Among other things, this was my first time trying out one of my remote cameras. I bought three Pentax Optio A10 cameras last winter, two of which have broken LCD screens. I usually fly with one strapped to my control bar, but the real reason that I got them was that a camera on a wing or keel doesn’t need a screen, since you can’t see it anyway. These cameras use an IR remote, and this was the first time I’ve gotten around to actually trying that out. The people who live near launch has asked the club for aerial photos of their houses, and nobody had gotten around to actually taking any. I put a camera on my keel and snapped some pictures like this one as I flew by (launch is visible here, not at the peak of the bluff, but about halfway from there to the next house back).
This was the easiest flying I’ve ever done. Nice smooth laminar coastal air at just the right speed made it a cinch to maintain altitude without worrying about it, and there were even thermals coming off the water now and then which got us way up. It was a surprisingly clear day, and we could see the entire length of Cape Cod all the way across the bay.
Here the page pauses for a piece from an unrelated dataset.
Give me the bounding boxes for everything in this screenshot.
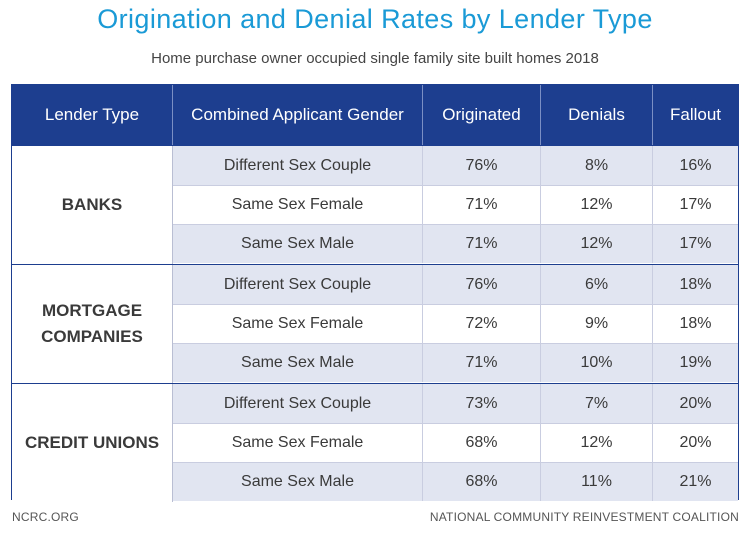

The wind remained steady all afternoon, and the main factor affecting our decision to land was the tide. There were a couple of exposed sandbars, once of which had a fisherman on it, and I decided that when it went under, I’d head down. Tom agreed, and we discussed the best spot and direction to land, avoiding the boulders that were strewn across some parts of the beach, while trying to land reasonably close to the stairs that we needed to use to carry our gliders back out.
Tom went first, and I watched to see if it was going to be difficult. I kept thinking that he had landed, but then I’d see that he was still moving forward. Seemed like it took him an awfully long way to get down. He reported that the wind in the compression zone on the beach was pretty light, so the crosswind conditions weren’t too bad. I was a little concerned that I might have trouble getting out of the lift in order to lose altitude, but by flying out over the water, I was able to drop down to where I wanted to be for a final leg. The landing was as smooth as the flying had been. As I approached the sand, I considered just going into a comfortable walk as the glider flew slowly, but with a small flare I was able to bring it to a stop, though I did touch the sand with my right wingtip, no big deal.
Tom used the “Aussie breakdown method”, tying his nose to a post and keeping his wing off the ground, while I used the normal approach, saying to the Mark IV, “Welcome to your destiny, beach glider — SAND!”. It was my longest flight of the year at 2:36, and my second-longest flight ever.